Desserts hew more closely to an American theme. On a first visit, the offerings seem a little clumsy in appearance, but that smooths out admirably by the second time. A banana split with a stuffed roasted banana, a very chocolatey brownie concoction, and ice cream is sweet and rich, but too cloying and in need of a burst of color to brighten the brown and yellow hues. A lemon meringue tart billows with meringue, but the crust is too stiff and the lemon curd too thick. A malted milk chocolate semifreddo is the best dessert, a pretty oval mold surrounded by white and dark chocolate sauces. The malt tempers the chocolate, making it at once heady and sophisticated.

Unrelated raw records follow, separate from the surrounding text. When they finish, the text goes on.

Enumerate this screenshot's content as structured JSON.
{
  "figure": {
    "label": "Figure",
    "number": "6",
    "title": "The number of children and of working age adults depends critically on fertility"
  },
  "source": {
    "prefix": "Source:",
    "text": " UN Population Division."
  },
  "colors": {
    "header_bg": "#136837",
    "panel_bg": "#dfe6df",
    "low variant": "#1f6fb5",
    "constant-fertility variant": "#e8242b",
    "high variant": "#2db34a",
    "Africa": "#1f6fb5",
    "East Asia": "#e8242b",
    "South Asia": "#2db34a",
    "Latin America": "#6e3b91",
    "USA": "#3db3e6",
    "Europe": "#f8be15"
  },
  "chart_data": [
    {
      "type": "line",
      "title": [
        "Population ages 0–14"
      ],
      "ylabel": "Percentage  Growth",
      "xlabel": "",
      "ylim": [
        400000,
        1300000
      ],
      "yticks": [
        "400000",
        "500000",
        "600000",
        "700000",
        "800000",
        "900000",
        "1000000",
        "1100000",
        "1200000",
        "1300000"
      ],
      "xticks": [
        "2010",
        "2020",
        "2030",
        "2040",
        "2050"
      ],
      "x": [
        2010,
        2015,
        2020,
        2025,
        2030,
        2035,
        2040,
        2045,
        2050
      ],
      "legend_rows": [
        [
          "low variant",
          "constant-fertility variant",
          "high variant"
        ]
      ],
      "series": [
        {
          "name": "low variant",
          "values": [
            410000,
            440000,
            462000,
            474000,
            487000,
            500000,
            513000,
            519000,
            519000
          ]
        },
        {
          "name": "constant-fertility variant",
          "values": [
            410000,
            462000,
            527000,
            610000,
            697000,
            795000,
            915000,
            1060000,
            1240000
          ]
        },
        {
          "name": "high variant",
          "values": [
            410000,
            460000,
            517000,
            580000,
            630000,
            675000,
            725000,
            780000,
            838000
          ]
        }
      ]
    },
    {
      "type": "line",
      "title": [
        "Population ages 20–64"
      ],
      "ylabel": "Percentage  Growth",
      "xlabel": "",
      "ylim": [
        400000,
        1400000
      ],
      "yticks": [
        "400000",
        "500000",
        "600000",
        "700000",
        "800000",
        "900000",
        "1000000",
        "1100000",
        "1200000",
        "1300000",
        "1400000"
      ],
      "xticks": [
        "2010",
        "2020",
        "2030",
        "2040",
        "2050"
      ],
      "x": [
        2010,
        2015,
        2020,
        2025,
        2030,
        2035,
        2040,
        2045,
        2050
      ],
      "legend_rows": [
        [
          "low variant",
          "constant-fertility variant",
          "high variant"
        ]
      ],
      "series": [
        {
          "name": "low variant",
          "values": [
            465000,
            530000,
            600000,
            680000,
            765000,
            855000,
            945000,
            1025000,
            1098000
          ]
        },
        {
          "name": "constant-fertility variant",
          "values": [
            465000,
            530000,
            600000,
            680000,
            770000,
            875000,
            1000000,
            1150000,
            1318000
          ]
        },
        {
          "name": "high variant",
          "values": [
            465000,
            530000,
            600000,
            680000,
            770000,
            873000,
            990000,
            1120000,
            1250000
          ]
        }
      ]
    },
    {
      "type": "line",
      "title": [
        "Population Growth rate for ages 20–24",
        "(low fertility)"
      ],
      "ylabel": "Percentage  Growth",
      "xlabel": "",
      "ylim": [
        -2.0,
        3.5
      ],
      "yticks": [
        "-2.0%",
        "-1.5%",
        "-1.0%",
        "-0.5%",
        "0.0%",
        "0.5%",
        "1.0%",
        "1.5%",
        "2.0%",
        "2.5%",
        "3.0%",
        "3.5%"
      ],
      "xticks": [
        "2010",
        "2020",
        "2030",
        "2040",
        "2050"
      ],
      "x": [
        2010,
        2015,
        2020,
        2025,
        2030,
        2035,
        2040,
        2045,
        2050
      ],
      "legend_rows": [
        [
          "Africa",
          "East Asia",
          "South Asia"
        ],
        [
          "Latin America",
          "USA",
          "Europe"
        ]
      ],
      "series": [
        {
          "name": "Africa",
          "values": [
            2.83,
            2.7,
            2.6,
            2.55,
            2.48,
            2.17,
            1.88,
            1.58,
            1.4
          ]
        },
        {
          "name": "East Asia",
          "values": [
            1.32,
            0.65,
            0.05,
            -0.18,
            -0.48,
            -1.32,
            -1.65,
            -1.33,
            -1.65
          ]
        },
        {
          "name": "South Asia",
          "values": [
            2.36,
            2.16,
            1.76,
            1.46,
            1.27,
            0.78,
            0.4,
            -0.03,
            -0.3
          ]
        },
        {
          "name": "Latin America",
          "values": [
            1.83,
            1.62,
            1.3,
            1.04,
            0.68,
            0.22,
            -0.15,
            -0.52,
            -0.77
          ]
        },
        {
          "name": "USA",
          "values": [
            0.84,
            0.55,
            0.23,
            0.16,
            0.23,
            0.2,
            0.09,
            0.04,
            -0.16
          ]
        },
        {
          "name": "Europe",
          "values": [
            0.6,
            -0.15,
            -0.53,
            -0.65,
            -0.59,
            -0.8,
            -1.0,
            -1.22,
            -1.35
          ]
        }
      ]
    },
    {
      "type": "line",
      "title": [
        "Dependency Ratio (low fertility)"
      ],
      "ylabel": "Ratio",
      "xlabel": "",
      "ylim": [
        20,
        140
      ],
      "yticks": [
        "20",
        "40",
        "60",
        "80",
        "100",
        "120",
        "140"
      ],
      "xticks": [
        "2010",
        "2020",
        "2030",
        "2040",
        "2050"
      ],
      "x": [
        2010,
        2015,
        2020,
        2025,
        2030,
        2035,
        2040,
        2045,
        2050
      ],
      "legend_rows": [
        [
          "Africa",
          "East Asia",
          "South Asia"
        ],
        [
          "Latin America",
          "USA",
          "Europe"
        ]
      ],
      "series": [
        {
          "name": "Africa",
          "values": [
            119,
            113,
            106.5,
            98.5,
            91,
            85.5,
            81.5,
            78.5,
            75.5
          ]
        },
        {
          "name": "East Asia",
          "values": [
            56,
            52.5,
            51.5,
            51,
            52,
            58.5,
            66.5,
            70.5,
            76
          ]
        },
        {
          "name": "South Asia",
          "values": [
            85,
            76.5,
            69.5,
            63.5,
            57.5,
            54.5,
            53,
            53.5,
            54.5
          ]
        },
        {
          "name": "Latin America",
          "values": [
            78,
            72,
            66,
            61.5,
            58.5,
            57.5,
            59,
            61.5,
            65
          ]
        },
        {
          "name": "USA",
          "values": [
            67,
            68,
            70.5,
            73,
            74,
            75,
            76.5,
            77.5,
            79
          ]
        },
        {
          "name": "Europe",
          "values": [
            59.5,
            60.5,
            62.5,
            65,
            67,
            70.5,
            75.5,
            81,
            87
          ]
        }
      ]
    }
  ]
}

Grill 23, the other restaurant of owners Kenneth Himmel, Tim Lynch, and Brian Sommers, is known for its service. The new Harvest follows in that mold. One has the sense that the managers control the rather sprawling place as though each night was a choreographed performance. When our party asks for assistance with a wine selection one evening, the sommelier appears almost immediately. Coats are graciously taken at the door; one's request for the livelier front room or the quieter back room is honored; the table service is efficient without being too brisk. In a world where traditions often fade or totter into disrepair, the renaissance of the Harvest is heartening -- retrofitted for a new era.